Millie married her husband during the Depression, too. To save on expenses, they married on Easter Sunday so the church would already be decorated with flowers. Some friends took them out for hamburgers afterwards, and the happy couple ended up with 60 cents after their big day. One of the quarters was lost somewhere along the way, but the other quarter and dime were still glued to the back of the frame with their wedding picture when I would visit Millie just a couple of years ago. In her Bible she kept the old newspaper clipping that told of their wedding. It was a lot more detailed than wedding announcements now - I particularly remember that it told what her dress looked like (which she made herself, and it was very fashionable), as well as her bridesmaids' dresses.

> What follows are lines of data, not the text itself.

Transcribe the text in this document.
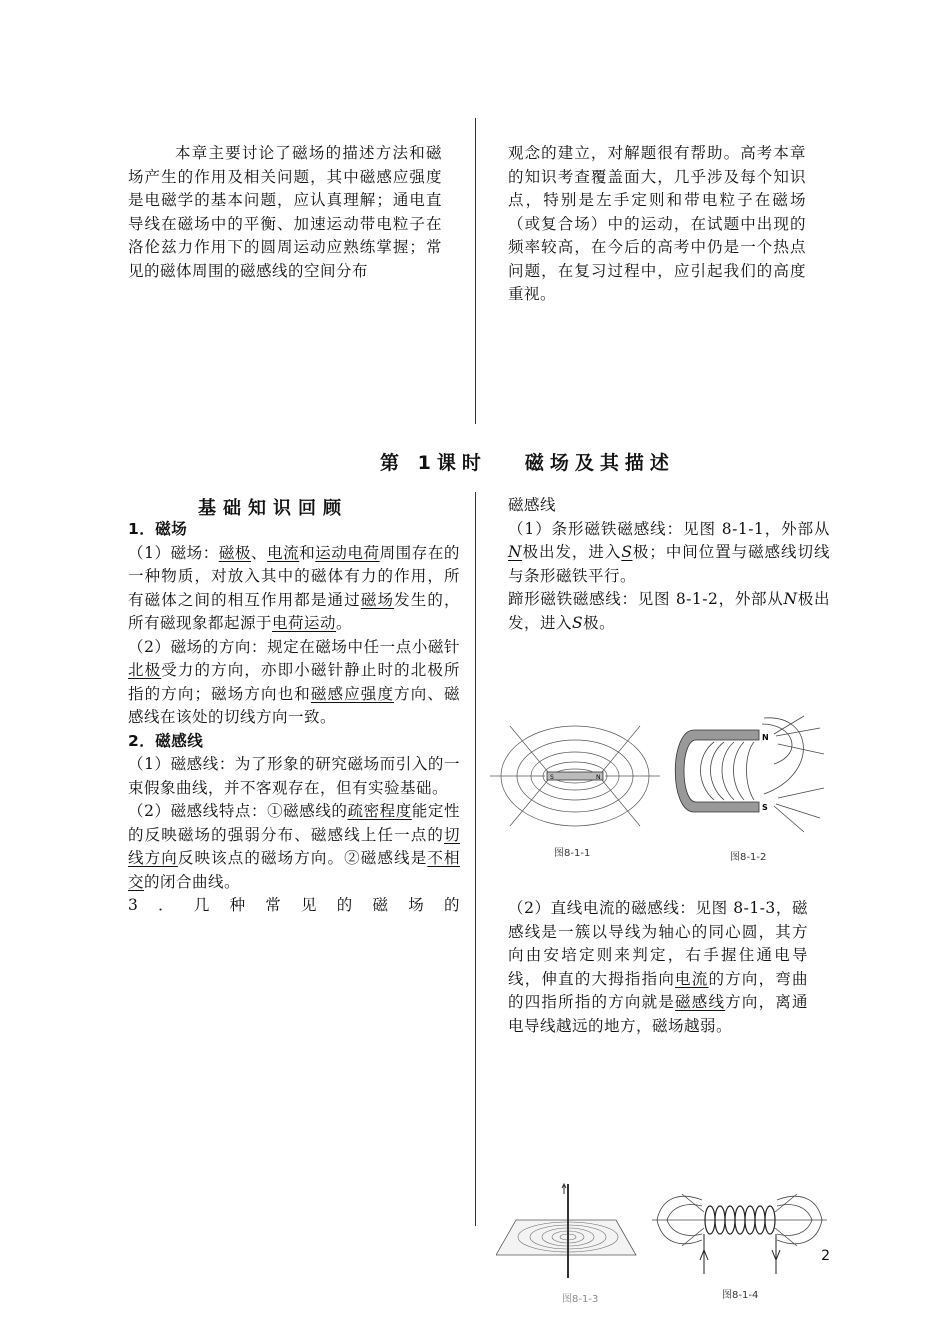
本章主要讨论了磁场的描述方法和磁场产生的作用及相关问题，其中磁感应强度是电磁学的基本问题，应认真理解；通电直导线在磁场中的平衡、加速运动带电粒子在洛伦兹力作用下的圆周运动应熟练掌握；常见的磁体周围的磁感线的空间分布

观念的建立，对解题很有帮助。高考本章的知识考查覆盖面大，几乎涉及每个知识点，特别是左手定则和带电粒子在磁场（或复合场）中的运动，在试题中出现的频率较高，在今后的高考中仍是一个热点问题，在复习过程中，应引起我们的高度重视。

第 1课时 磁场及其描述
基础知识回顾

1．磁场

（1）磁场：磁极、电流和运动电荷周围存在的一种物质，对放入其中的磁体有力的作用，所有磁体之间的相互作用都是通过磁场发生的，所有磁现象都起源于电荷运动。

（2）磁场的方向：规定在磁场中任一点小磁针北极受力的方向，亦即小磁针静止时的北极所指的方向；磁场方向也和磁感应强度方向、磁感线在该处的切线方向一致。

2．磁感线

（1）磁感线：为了形象的研究磁场而引入的一束假象曲线，并不客观存在，但有实验基础。

（2）磁感线特点：①磁感线的疏密程度能定性的反映磁场的强弱分布、磁感线上任一点的切线方向反映该点的磁场方向。②磁感线是不相交的闭合曲线。

3．几种常见的磁场的

磁感线

（1）条形磁铁磁感线：见图 8-1-1，外部从N极出发，进入S极；中间位置与磁感线切线与条形磁铁平行。

蹄形磁铁磁感线：见图 8-1-2，外部从N极出发，进入S极。

S	N
图8-1-1
N
S
图8-1-2

（2）直线电流的磁感线：见图 8-1-3，磁感线是一簇以导线为轴心的同心圆，其方向由安培定则来判定，右手握住通电导线，伸直的大拇指指向电流的方向，弯曲的四指所指的方向就是磁感线方向，离通电导线越远的地方，磁场越弱。

图8-1-3	图8-1-4
2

Millie's husband was a soldier during WWII, and stationed for a while at Fort Crowder down near Joplin (which is when and why they moved to that part of the state). Millie, too, worked on the base in the offices. She told me of dances the military personnel held on the weekends on the top floor of the old Connor Hotel (which later burned down), or out at McClelland Park, where they would line the edge of the pavillion with piles of records. Her husband was deployed at some point, and when the war ended, she met him in Washington DC. When she finally spotted him in the crowd the lower half of his face was covered in lipstick; all the young ladies were kissing every soldier they met on the street in thanks for their service and in celebration that the war was over. It reminded me of this famous scene:


They soon received a letter from Millie's father back in Kansas City. Her parents had turned the radio off early and gone to bed the evening the end of the war was announced. So the next day he got up and around for work as usual, but no one was out and about on the streets. He walked toward his dry cleaning business a few streets away, finally coming upon someone before he got there. He said, "Why are the streets so empty?" The man replied, "Man, haven't you heard? The war's over! Today is a holiday!" That was how he received the wonderful news, and how the city once again celebrated the end of a difficult era.

Lately I have been interested in theologies of play and celebration. I think they are important and intrinsic to our humanity. I have done brief Internet searches on both - I don't know that there is prolific literature on either subject, but there is some. I plan to look into it.

I will also share a few more of Millie's stories later on. She had a lot to say on the subject of a good work ethic.

Comments

  1. I can't remember the war, I was born right at the end. I enjoyed your post as always.

    Yvonne.

    ReplyDelete
  2. It's always interesting to hear first person accounts of the days we only know from history books.